ODMs known to be active in femtocell design and development (not a complete list) are listed below.
These can be identified from attendees at the "plugfests" organised by ETSI to test and validate interoperability using the Iu-h standard, with participants announced here, press articles, press releases from the various component manufacturers, and from the websites of these companies themselves.
- Arcadyan: Taiwanese. Announced plans to deliver femtocells in 1H 2011. Believed to be a supplier to Free France.
- Askey: Taiwanese. Member of Small Cell Forum. Manufacture Sagemcomm's 3G Femtoplug supplied to Vodafone Group.
- Bravotech: DAS vendor with TD-SCDMA/Wi-Fi femtocell believed to be one of three main suppliers to China Mobile. Announced live network demo June 2012
- Comba: This Chinese vendor announced they had already launched a range of femtocell products for different technologies, and were partnering with the China Mobile Research Institute to develop nanocells. Believed to be one of three main suppliers to China Mobile.
- C & S Microwave: Korean vendor known to supply Alcatel-Lucent (products shown on their conference stands)
- Foxconn: Mentioned as femtocell developer since 2009. They make a lot of iPhones for Apple today and are secretive to the point of being almost invisible.
- Gemtek: Taiwanese. Mentioned as femtocell developer
- SagemComm: Known to supply Alcatel-Lucent (and most Vodafone subsiduaries) with their BroadW@ave product.
- Sercomm: Built Ubiquisys (now Cisco) design, and demonstrated an astonishing 15 different models at MWC 2011. Their website details 3G and LTE Small Cell products for both residential and enterprise use.
- Tecom: Taiwanese. Originally a Ubiquisys (now Cisco) ODM now with several different products available.

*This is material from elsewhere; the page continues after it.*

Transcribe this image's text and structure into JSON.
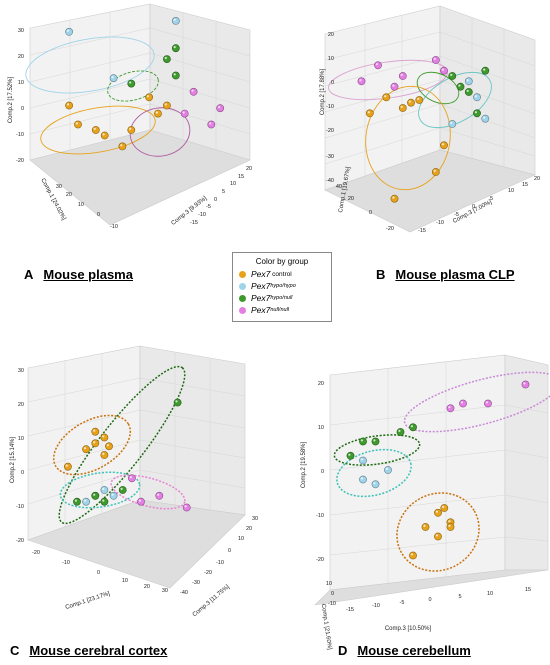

- WNC: Taiwanese with Chinese manufacturing factilities. 3G, 4G and Wi-Fi products.
- Zyxel: Taiwanese. Believed to have shipped several 100K's of residential femtocell products to date.
Other companies which had been visible in the past, but believed to be no longer active include:
- Ablaze Wireless: US startup focussed on development of their own 3G femtocell including broadband chipset. Announced using CCPU (now Radisys) Trillium stack and participation in femtocell plugfests. Setup a Taiwanese office to handle local supply chain.
- Alpha: Taiwanese spin-off of D-Link. Products include combinations of 3G, LTE and Wi-Fi as described on their websitedescribed on their website.
- Delta Networks: Taiwanese ODM with over 2000 employees. Products range from large Ethernet switches to residential CPE equipment. Offer their own 8-channel 21Mbit/s release 8 design.
- Femtel: Announced plan for TD-SCDMA femtocell based on Picochip reference design. Believed to be one of the three main suppliers to China Mobile.
- Mitrastar: Originally the ODM division of Zyxel, this Taiwanese company has already started shipping femtocells to one or more of the major vendors. No longer believed to be shipping equipment.
This list is by no means exhaustive. Many companies have bought software stacks from the likes of Radisys (who claim around 30 "design wins" for 3G femtocells to date), and these manufacturers by their nature do not all strongly market themselves (to end consumers) so are difficult to track.